Chwilę później po kolejnej akcji w wykonaniu Valencii celnie uderzył Patryk Dziczek, ale tym razem bramkarz Pogoni był na posterunku.

Po 17 minutach gry gospodarze prowadzili już dwiema bramkami. Mariusz Malec zahaczył w polu karnym Michala Papadopulosa i sędzia Paweł Gil bez namysłu wskazał na "jedenastkę". Do karnego podszedł Aleksandar Sedlar i pewnie go wykorzystał. Dla Serba to trzeci gol w rozgrywkach - i trzeci z "jedenastki".

Piłkarze Pogoni starali się odrobić straty, ale wobec dobrze zorganizowanego w defensywie zespołu Piasta niewiele byli w stanie zrobić. W 37. minucie z dystansu mocno uderzał Hubert Matynia, ale piłka przeleciała nad poprzeczką bramki Frantiszka Placha. Trzy minuty później z kolei ładnie "wypalił" Jorge Felix, ale Załuska dobrą interwencją wybił piłkę. Mecz mógł się podobać, był szybki z obu stron, widzowie nie mogli narzekać na nudę.

Szczecinianie dwie doskonałe okazje do zdobycia gola mieli w 43. minucie, ale w obu sytuacjach nie popisał się Radosław Majewski - dwa razy natomiast bardzo dobrze interweniował Plach. Na przerwę drużyna Waldemara Fornalika schodziła więc z dwubramkową przewagą.

Po powrocie na boisko pierwszą groźną akcję przeprowadzili goście, ale po strzale Zvonimira Kożulja piłka minęła cel. Podobnie było, kiedy z drugiej strony uderzał Felix. Z kolei w 51. minucie ładnie z dystansu trafił Dziczek: piłka przeszła minimalnie nad poprzeczką.

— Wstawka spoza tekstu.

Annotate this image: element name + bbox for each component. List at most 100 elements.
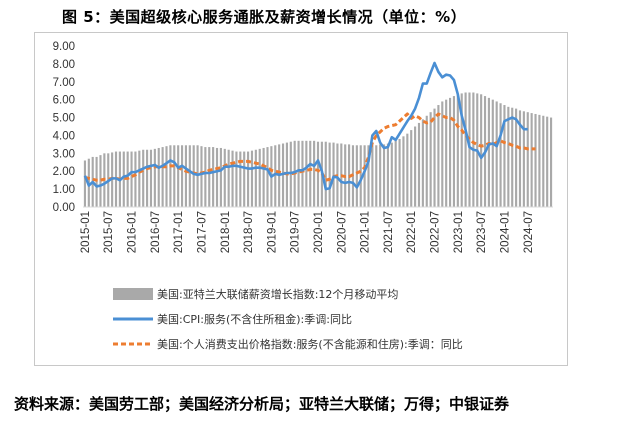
wage-growth-bar: [410, 130, 413, 207]
wage-growth-bar: [382, 144, 386, 207]
wage-growth-bar: [437, 105, 440, 207]
wage-growth-bar: [215, 147, 219, 207]
x-tick-label: 2020-01: [313, 211, 325, 253]
wage-growth-bar: [247, 151, 250, 207]
y-tick-label: 8.00: [53, 59, 75, 71]
wage-growth-bar: [522, 111, 525, 207]
wage-growth-bar: [371, 145, 374, 207]
wage-growth-bar: [546, 116, 549, 207]
wage-growth-bar: [332, 142, 335, 207]
wage-growth-bar: [99, 155, 102, 207]
y-tick-label: 6.00: [53, 95, 75, 107]
wage-growth-bar: [138, 150, 141, 207]
x-tick-label: 2017-07: [196, 211, 208, 253]
wage-growth-bar: [231, 150, 234, 207]
wage-growth-bar: [134, 151, 137, 207]
axes: 0.00 1.00 2.00 3.00 4.00 5.00 6.00 7.00 8.00 9.00…: [53, 41, 553, 253]
wage-growth-bar: [367, 145, 370, 207]
chart-svg: 0.00 1.00 2.00 3.00 4.00 5.00 6.00 7.00 8.00 9.00…: [53, 41, 553, 351]
y-tick-label: 4.00: [53, 130, 75, 142]
wage-growth-bar: [328, 142, 331, 207]
legend-swatch-bar: [113, 288, 153, 300]
legend-label-cpi: 美国:CPI:服务(不含住所租金):季调:同比: [157, 312, 352, 326]
wage-growth-bar: [142, 149, 145, 207]
wage-growth-bar: [511, 107, 514, 207]
wage-growth-bar: [169, 145, 172, 207]
x-tick-label: 2016-07: [150, 211, 162, 253]
wage-growth-bar: [235, 151, 238, 207]
x-tick-label: 2020-07: [336, 211, 348, 253]
x-tick-label: 2017-01: [173, 211, 185, 253]
wage-growth-bar: [414, 126, 417, 207]
wage-growth-bar: [421, 119, 424, 207]
wage-growth-bar: [173, 145, 176, 207]
x-tick-label: 2016-01: [127, 211, 139, 253]
wage-growth-bar: [192, 145, 195, 207]
wage-growth-bar: [153, 148, 156, 207]
wage-growth-bar: [526, 112, 529, 207]
line-series: [83, 61, 536, 191]
wage-growth-bar: [95, 156, 98, 207]
wage-growth-bar: [254, 149, 257, 207]
wage-growth-bar: [177, 145, 180, 207]
wage-growth-bar: [495, 101, 498, 207]
wage-growth-bar: [452, 96, 456, 207]
y-tick-label: 2.00: [53, 166, 75, 178]
wage-growth-bar: [324, 141, 327, 207]
wage-growth-bar: [219, 147, 222, 207]
wage-growth-bar: [460, 93, 463, 207]
wage-growth-bar: [538, 114, 541, 207]
wage-growth-bar: [379, 144, 382, 207]
y-tick-label: 7.00: [53, 77, 75, 89]
wage-growth-bar: [83, 160, 87, 207]
wage-growth-bar: [239, 151, 242, 207]
x-tick-label: 2023-07: [476, 211, 488, 253]
x-tick-label: 2022-01: [406, 211, 418, 253]
wage-growth-bar: [180, 145, 184, 207]
wage-growth-bar: [223, 148, 226, 207]
wage-growth-bar: [297, 140, 300, 207]
wage-growth-bar: [542, 115, 545, 207]
x-tick-label: 2019-07: [290, 211, 302, 253]
cpi-services-line: [83, 61, 528, 191]
wage-growth-bar: [515, 108, 518, 207]
x-tick-label: 2024-07: [523, 211, 535, 253]
wage-growth-bar: [448, 97, 452, 207]
wage-growth-bar: [456, 94, 459, 207]
wage-growth-bar: [227, 149, 230, 207]
wage-growth-bar: [464, 92, 467, 207]
wage-growth-bar: [157, 147, 160, 207]
wage-growth-bar: [188, 145, 191, 207]
wage-growth-bar: [212, 147, 215, 207]
wage-growth-bar: [417, 122, 421, 207]
wage-growth-bar: [394, 140, 397, 207]
wage-growth-bar: [130, 151, 133, 207]
chart-panel: 0.00 1.00 2.00 3.00 4.00 5.00 6.00 7.00 8.00 9.00…: [34, 32, 568, 366]
wage-growth-bar: [390, 142, 393, 207]
wage-growth-bar: [406, 133, 409, 207]
wage-growth-bar: [149, 149, 153, 207]
wage-growth-bar: [355, 145, 358, 207]
wage-growth-bar: [433, 108, 436, 207]
wage-growth-bar: [491, 99, 494, 207]
wage-growth-bar: [309, 140, 312, 207]
wage-growth-bar: [363, 145, 366, 207]
wage-growth-bar: [534, 113, 537, 207]
wage-growth-bar: [305, 140, 308, 207]
legend: 美国:亚特兰大联储薪资增长指数:12个月移动平均美国:CPI:服务(不含住所租金…: [113, 287, 463, 351]
y-tick-label: 0.00: [53, 202, 75, 214]
pce-services-line: [84, 112, 536, 182]
y-tick-label: 5.00: [53, 113, 75, 125]
wage-growth-bar: [429, 112, 432, 207]
wage-growth-bar: [301, 140, 304, 207]
x-tick-label: 2018-01: [220, 211, 232, 253]
wage-growth-bar: [487, 97, 490, 207]
wage-growth-bar: [480, 94, 483, 207]
wage-growth-bar: [250, 150, 254, 207]
x-tick-label: 2021-01: [360, 211, 372, 253]
wage-growth-bar: [468, 92, 471, 207]
wage-growth-bar: [549, 117, 553, 207]
wage-growth-bar: [386, 143, 389, 207]
x-tick-label: 2024-01: [499, 211, 511, 253]
wage-growth-bar: [503, 105, 506, 207]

W drugiej połowie tempo gry spadło. Gliwiczanie pilnowali prowadzenia - co nie znaczy, że nie atakowali. Jeden z takich wypadów przyniósł im trafienie na 3:0. To była koronkowa akcja: Felix zagrał do Kirkeskova, który wycofał do Jodłowca, a ten po raz drugi wpisał się na listę strzelców! 33-letni zawodnik po raz pierwszy w swojej karierze w Ekstraklasie zdobył dwa gole w meczu.

"Portowcy" odpowiedzieli mocnym uderzeniem Adama Buksy, ale bardzo dobrą obroną popisał się Plach. Chwilę później niecelnie uderzał Kowalczyk.

W 81. minucie Załuska na środku boiska nieprzepisowo powstrzymał szarżującego Valencię. Zobaczył czerwoną kartkę - a ponieważ goście mieli już wykorzystany limit zmian, między słupkami stanął nominalny napastnik, 18-letni Adrian Benedyczak. Gliwiczanom nie udało się jednak wykorzystać tej przewagi i wynik 3:0 nie uległ już zmianie.

Piast dopisał więc do swego konta 3 punkty: obecnie ma ich 29 i zajmuje czwarte miejsce w ligowej tabeli.